El-Khabar: How do you interpret Assad's speech knowing that he specifically referred to the internal opposition in his call for dialogue?
Syrian opposition figure Hassan Abdul Azil tells Samia Belkhadi of El-Khabar that Assad’s speech, which offered few concessions, was too little, too late.
Syrian Opposition Figure Hassan Abdul Azim to El-Khabar: Assad will not Find Partner in Dialogue and the Geneva Accord is Key to Solution
January 7, 2013
January 7 2013
Hassan Abdul Azim: Frankly, Assad's call for dialogue came too late. Such a speech could have been heeded had it come a month or two into the beginning of the events. Back then, the president was supposed to establish a road map and recognize the importance of youth demands for change and the seriousness of the revolution. It could have been easy to deal with the situation by starting dialogue, appointing a government of national unity and adopting other measures that would protect the country from chaos. But I think that calling for dialogue after the enormous sacrifices that have been made and the great deal of bloodshed that has been going on does not make sense.
El-Khabar: Does this mean that you refuse the call for dialogue? What is the alternative then?
Hassan Abdul Azim: Assad has to know that the solution is no longer in the hands of the Syrians and those in Syria alone. We have already announced that we accept Brahimi's initiative as it is thus far the only initiative that has achieved anything close to an international consensus between Russia and the United States. Moreover, it expressly provides for a transitional period, sets deadlines for a peaceful political transition process in Syria and contains Arab and international guarantees making it the only available reference subject to dialogue.

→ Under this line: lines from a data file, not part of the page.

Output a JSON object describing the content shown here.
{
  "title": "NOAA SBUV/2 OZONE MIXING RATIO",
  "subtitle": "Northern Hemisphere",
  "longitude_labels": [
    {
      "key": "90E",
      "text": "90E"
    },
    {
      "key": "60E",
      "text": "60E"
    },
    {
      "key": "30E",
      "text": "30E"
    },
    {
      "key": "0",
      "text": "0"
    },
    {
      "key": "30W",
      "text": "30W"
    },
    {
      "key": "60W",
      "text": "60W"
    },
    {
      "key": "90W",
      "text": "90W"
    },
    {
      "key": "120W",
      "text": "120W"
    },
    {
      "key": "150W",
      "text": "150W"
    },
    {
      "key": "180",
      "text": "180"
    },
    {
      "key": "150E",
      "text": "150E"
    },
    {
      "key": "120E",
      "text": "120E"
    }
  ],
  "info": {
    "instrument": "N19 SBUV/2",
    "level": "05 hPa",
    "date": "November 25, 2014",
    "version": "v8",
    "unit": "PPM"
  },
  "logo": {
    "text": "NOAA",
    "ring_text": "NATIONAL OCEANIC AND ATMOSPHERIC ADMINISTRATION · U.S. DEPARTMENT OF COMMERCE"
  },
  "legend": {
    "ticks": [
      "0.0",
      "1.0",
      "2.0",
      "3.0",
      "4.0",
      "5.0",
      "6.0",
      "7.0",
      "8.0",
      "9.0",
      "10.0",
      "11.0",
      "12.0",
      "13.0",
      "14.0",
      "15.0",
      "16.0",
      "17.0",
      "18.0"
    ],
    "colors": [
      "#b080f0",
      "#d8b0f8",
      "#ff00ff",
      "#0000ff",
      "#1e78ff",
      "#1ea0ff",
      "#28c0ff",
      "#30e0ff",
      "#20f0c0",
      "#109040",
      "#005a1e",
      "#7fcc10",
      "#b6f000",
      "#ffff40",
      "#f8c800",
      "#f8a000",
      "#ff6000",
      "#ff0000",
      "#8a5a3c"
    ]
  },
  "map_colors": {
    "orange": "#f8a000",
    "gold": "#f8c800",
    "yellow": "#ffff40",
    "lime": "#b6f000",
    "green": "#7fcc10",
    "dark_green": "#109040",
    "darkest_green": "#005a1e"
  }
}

El-Khabar: But President Assad explicitly said that the only reference he relies upon is the one he announced in his initiative.
Hassan Abdul Azim: In this case, he should not expect anyone to respond to his call for dialogue. He says he cannot find partners for dialogue and meanwhile sets conditions that prevent those concerned from participating in such a dialogue. We will cling to the Geneva accord because we consider it key to resolving the Syrian crisis. We do not see how else we can reach a peaceful political solution, especially after the significant deterioration of the security situation. We believe that the proposed international plan is capable of putting an end to the bloodshed.